Milne tells Jesse Mulligan she has been part of environment action as early as 2004, when a group of female farmers in the West Coast district joined hands to combat a trending rise in Lake Brunner’s phosphorus levels.
“We took the bull by the horns and have had a series of farm plans done and made sure everyone understood what their point discharges were and did a lot research around what we could do about it,” she says.
“We halted the decline of water quality and turned it around within five years, which everyone said we couldn’t do, so that was pretty exciting and satisfying stuff.”
She turned her focus to Mount Te Kinga, wanting to turn it into a type of “predator-free island”, which ultimately led to her to be on the Predator Free 2050 board, Milne says.
While dairy farming has been a contentious point as climate change increasingly comes into the spotlight, Milne says there has been incredible work around improving soil profile by farmers and intensive winter grazing.
“It’s been a moving fest, but the improvements are ongoing, and everyone’s committed to it, which is brilliant.
“When you’ve got the buy-in of the farmers, you can make things happen at a faster pace than what you probably thought, which is what we proved with the Lake Brunner catchment project all those years before.”
All these issues – water quality, farming intensity, pest control – exist wherever you go, she says, but the difference on the ground needs to be addressed.
“It’s quite complex in that policy settings need to be able to cater to all farmers around the globe.

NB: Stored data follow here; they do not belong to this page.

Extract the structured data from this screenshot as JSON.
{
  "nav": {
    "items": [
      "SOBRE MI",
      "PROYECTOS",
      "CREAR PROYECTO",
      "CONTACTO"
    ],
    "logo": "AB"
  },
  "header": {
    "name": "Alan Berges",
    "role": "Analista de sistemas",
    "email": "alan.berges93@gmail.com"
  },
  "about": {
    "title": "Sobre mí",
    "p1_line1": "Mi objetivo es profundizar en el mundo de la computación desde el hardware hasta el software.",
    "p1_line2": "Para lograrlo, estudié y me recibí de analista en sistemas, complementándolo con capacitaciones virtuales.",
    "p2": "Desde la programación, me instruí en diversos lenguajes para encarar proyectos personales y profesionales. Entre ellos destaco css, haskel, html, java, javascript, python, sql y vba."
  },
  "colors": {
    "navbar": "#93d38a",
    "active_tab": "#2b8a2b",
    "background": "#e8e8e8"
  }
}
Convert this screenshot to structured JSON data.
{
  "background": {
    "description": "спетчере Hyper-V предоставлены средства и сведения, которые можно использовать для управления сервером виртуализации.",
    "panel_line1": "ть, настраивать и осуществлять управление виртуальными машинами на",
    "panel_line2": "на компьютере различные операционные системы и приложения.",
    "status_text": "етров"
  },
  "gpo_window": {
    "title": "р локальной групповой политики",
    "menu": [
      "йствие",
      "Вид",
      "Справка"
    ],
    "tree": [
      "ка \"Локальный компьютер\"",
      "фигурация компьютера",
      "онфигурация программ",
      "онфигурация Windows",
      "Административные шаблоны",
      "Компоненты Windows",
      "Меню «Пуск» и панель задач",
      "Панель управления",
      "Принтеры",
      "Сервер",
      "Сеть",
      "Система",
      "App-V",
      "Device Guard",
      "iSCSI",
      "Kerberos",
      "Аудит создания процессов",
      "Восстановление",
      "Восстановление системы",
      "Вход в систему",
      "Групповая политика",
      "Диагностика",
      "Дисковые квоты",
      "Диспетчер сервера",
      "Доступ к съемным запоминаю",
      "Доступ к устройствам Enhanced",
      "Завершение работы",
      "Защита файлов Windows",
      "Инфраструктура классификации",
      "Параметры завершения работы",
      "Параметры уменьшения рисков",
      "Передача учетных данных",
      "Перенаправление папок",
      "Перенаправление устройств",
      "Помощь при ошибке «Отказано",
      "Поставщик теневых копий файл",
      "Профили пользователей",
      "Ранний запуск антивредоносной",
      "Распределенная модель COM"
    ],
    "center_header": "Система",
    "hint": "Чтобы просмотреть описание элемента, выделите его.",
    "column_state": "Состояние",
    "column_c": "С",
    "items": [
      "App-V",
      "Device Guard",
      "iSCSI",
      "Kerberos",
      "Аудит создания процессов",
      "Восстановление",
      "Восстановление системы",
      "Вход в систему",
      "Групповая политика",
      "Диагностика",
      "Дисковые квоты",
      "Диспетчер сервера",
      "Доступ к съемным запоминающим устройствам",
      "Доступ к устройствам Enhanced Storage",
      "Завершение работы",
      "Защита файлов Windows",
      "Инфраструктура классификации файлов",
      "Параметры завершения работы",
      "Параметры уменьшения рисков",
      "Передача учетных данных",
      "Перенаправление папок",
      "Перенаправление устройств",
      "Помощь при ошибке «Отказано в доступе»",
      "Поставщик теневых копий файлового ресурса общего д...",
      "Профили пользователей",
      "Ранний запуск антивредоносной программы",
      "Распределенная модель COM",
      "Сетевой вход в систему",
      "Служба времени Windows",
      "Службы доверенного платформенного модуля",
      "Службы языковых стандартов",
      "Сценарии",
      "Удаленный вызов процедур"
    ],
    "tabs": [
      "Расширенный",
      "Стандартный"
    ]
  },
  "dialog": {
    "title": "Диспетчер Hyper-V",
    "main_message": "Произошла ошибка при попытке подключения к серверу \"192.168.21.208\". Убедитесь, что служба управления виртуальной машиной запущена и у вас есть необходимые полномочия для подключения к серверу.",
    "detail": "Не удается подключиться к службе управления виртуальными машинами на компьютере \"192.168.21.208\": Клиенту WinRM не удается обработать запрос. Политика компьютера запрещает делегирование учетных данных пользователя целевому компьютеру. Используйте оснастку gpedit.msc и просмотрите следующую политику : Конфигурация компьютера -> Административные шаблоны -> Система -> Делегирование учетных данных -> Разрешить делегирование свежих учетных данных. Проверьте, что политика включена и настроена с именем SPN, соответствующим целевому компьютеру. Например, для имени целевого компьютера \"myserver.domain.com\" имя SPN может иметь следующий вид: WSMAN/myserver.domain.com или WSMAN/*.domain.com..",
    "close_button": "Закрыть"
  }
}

“When the likes of the UN … discuss how agriculture should look in the future, they have to understand properly that it’s not just looking at European or an American or a Kiwi farmer who’s got hi-tech and got lots of tools and things at their fingertips, and does need more development to help them, but you’ve also got people who literally would love to have a rotary hoe to be able to cultivate more land so they can feed their families.”
One of her biggest drivers has been frustration over a lack of understanding about food production and advocating for farmers to get a fair deal, she says.
“The old unintended consequences keep falling out of people who have great intentions around policy but the implications and practicalities on the ground can be devastating to people’s livelihoods.
“And knowing that people genuinely heart and soul, when they’re people of the land, want to do better and try to do their best and they’re limited to the tools and resources they have and the science available at the time and there’s an assumption that everything can be fixed tomorrow.
“Farming being biological, we don’t have necessarily that sort of luxury. You’ve got animals that have got their own idiosyncrasies, if you like, and we have to go with the flow of the seasons, so what you can change from one week to the next in a production business, in a manufacturing factory, we can’t do, it takes a year or years to change the systems.”
As a livestock farmer herself, Milne says she understands the complexity of the food systems and believes that gives her a competitive advantage for the presidency at the World Farmer's Organisation.
“Lots of countries in the world right now as we speak, in the last week or two weeks have stopped export of their staples because of the worry of food scarcity and most of those are crops, and on the side of that you’ve got people saying we must remove livestock from the picture, because of greenhouse gas emissions and climate effects.
“That diversity of food source and proteins that come from animals are so important nutritionally, that I’m horrified when I keep hearing it.”
The World Farmer's Organisation will hold its next general election in Budapest in June, and Milne hopes to be there in person if travel restrictions allow.